As ESG progresses, banks and investment giants have short memories of petrochemical products and human ingenuity being the reasons for the world’s population increasing from one to eight billion in less than 200 years. Efforts to cease the use of crude oil could be the greatest threat to civilization, not climate change, and lead the world to an era of guaranteed extreme shortages of fossil fuel products, like we had in the decarbonized world in the 1800s, which may result in billions of fatalities from diseases, malnutrition and weather-related deaths trying to live without the more than 6,000 products currently benefiting society.
Efforts toward abandoning fossil fuels will further deprive and/or delay providing nine percent of humanity, or more than 689 million people, in this world that are living below the international poverty line of $1.90 a day, from enjoying the same products that benefit the wealthy and healthy countries. Depriving citizens of the more than 6,000 products that were non-existent before 1900, made from the oil derivatives manufactured from crude oil, appears to be immoral and evil as extreme shortages will result in billions of fatalities from diseases, malnutrition and weather-related deaths.
Bank boardroom decisions that are allowing the investment community to collude to reshape economies and lifestyles, so that they are in line with the preferences of banks and other financial institutions, is an extremely dangerous precedent.

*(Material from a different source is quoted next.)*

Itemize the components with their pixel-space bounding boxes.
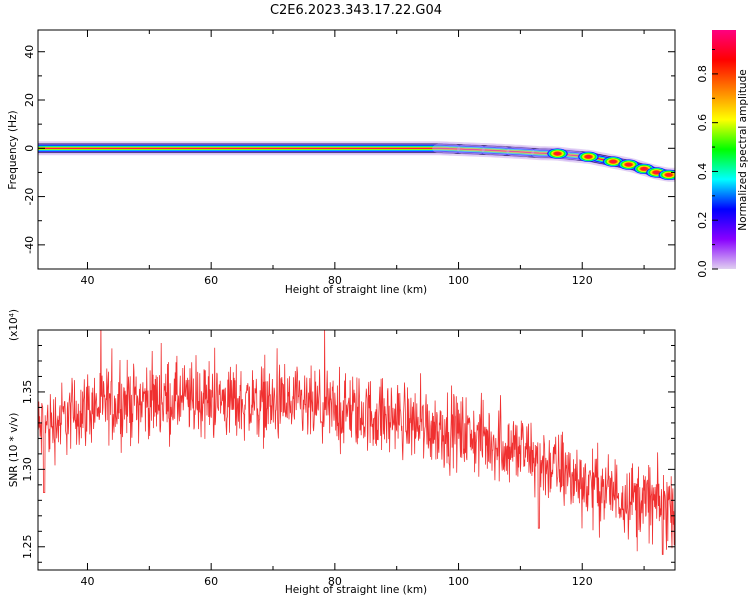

Consumers never voted to give banks this sort of control over our world.
The audacity is overwhelming that those ESG banks and investment giants, in the healthier and wealthier countries, insist that we should limit poor countries’ future access to the products from fossil fuels. Inexpensive, reliable, accessible power, and products from fossil fuels are lifesaving, and one of the best ways out of poverty.
Unintended consequences of the ESG rage ridding the world of crude oil usage would be the restricted supply and resultant inflationary pressures on the limited supply of products and fuels manufactured from crude to meet growing demands that support:
- Asphalt for roughly sixty-five million miles of roads in the world.
- Tires for the 1.4 billion vehicles in the world.
- Fertilizers to feed the eight billion in this world on an increasingly resource-stretched and crowded earth.
- Medical supplies that are primarily made from oil derivatives.
- Jets that comprise more than 50,000 aircraft for military, commercial, private and the President’s Air Force One.
- Merchant ships that comprise more than 53,000 vessels that move products throughout the world.
- Vehicles that are mostly made of plastics.
- Renewable components of wind turbines and solar panels that are made from oil derivatives.
The domino effects of tinkering with the supply chain of fossil fuels are supply shortages and soaring prices for the consumers, for not only electricity, but for the thousands of products that support the entire medical industry, all branches of the military, airports, electronics, communications, merchant ships, container ships and cruise liners, as well as asphalt for roads, and fertilizers to help feed the world.
It is time for the people to demand anti-ESG bills from their legislatures and put a stop to the banks that are colluding to reshape economies and lifestyles, and inflicting shortages and inflation on consumers.